The impact of Dr. Nigam’s release of the plaintiff to lift weight with which the plaintiff felt comfortable serves a rehabilitative purpose rather than an assessment purpose. For rehabilitation to occur, an injured individual must slowly stretch his limits. Dr. Nigam’s instruction, clearly made for rehabilitative purposes, does not indicate the plaintiff’s ability to lift more than five pounds but rather provides the plaintiff with a method of pacing his rehabilitation. Nor does the plaintiff’s testimony regarding the ability to lift ten pounds in conjunction with Dr. Nigam’s release give rise to an inconsistency with Dr. Nigam’s letter of August 23, 1985. The plaintiff’s testimony, taken in context, supports a conclusion that the plaintiff had the ability to lift ten pounds, but only infrequently. Dr. Nigam’s letter did not say that plaintiff was unable to lift more than four or five pounds. The letter stated that the plaintiff could not do work which required the lifting of a material greater than four or five pounds. The difference between these two propositions is that while an individual may be able to do a certain task once, he may not be able to do that task on a sustained basis. Finally, the AU’s observations would be valid in assessing the credibility of the doctor or the plaintiff, but could not be used for independent medical findings. Whitney, 695 F.2d at 788; Rousey v. Heckler, 771 F.2d 1065, 1069 (7th Cir.1985). However, the AU made no credibility determinations so his observations are immaterial.

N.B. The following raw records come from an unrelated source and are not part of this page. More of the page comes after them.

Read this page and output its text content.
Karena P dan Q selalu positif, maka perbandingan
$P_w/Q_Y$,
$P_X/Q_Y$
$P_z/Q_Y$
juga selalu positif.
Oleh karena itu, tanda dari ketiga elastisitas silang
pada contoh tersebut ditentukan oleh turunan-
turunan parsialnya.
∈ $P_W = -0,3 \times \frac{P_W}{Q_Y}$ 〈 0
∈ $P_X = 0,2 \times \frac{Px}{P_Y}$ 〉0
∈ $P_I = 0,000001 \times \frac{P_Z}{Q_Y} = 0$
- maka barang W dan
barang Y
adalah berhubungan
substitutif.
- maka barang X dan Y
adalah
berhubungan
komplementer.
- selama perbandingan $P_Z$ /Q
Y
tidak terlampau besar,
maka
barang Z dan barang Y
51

The record as a whole, therefore, does not support the finding that the plaintiff regained “the residual functional capacity to sit, stand and walk for 6 to 8 hours per day, lift up to 10 pounds frequently and up to 20 pounds occasionally and operate arm and leg controls.” The only support for such a finding is a statement by the plaintiff which was taken out of context, and a release by Dr. Nigam made for purposes other than assessment. On the other hand, contrary to the AU’s finding is the *1190plaintiffs testimony that he could not perform the enumerated activities on a sustained basis and Dr. Nigam’s letter, which this court is bound to afford great weight, stating that as of August 23, Dr. Nigam found the plaintiff to be unable to perform any work involving sitting, standing or walking for six to eight hours or the lifting of material in excess of four to five pounds.

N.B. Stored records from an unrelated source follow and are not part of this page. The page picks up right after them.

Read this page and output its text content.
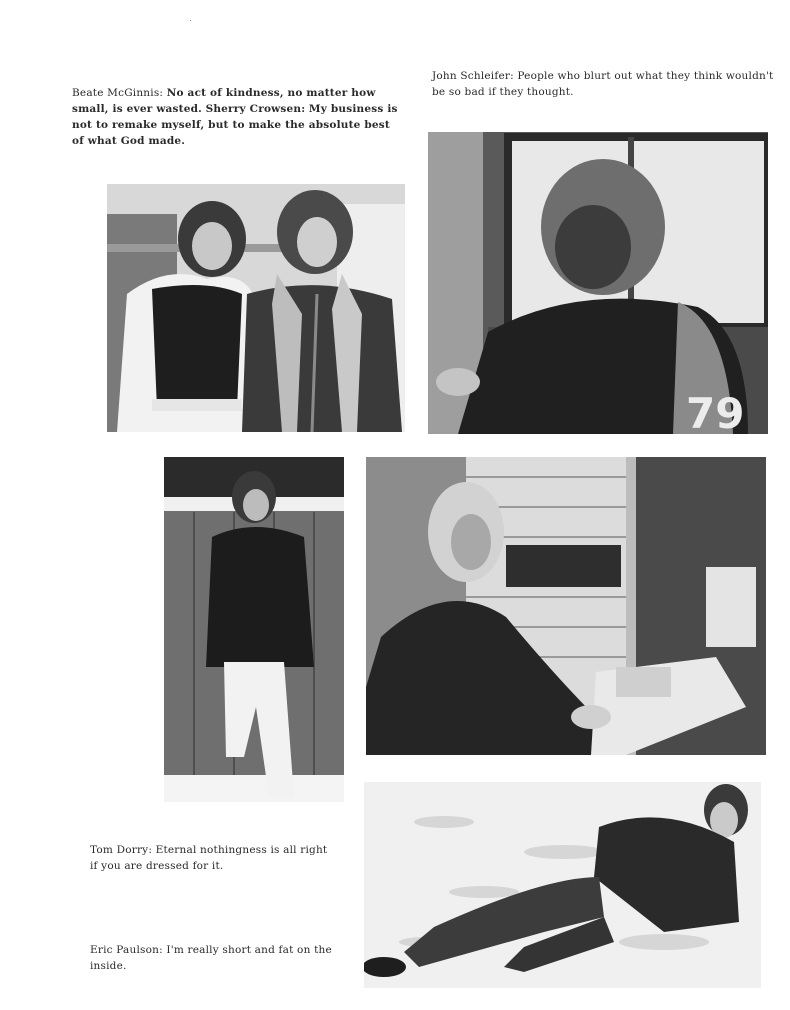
Beate McGinnis: No act of kindness, no matter how small, is ever wasted. Sherry Crowsen: My business is not to remake myself, but to make the absolute best of what God made.
John Schleifer: People who blurt out what they think wouldn't be so bad if they thought.
79
Tom Dorry: Eternal nothingness is all right if you are dressed for it.
Eric Paulson: I'm really short and fat on the inside.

This court finds that this record, taken as a whole, does not contain enough evidence for a reasonable mind to conclude that on August 7, 1985, the plaintiff regained, “the residual functional capacity to sit, stand and walk for 6 to 8 hours per day, lift up to 10 pounds frequently and up to 20 pounds occasionally____” Accordingly this court reverses the Secretary’s decision that the plaintiff ceased to be disabled on August 7, 1985 and holds that the plaintiff remains disabled until such time as the Secretary is able to show that the plaintiff has the ability to perform past relevant work or enter into other substantial gainful employment.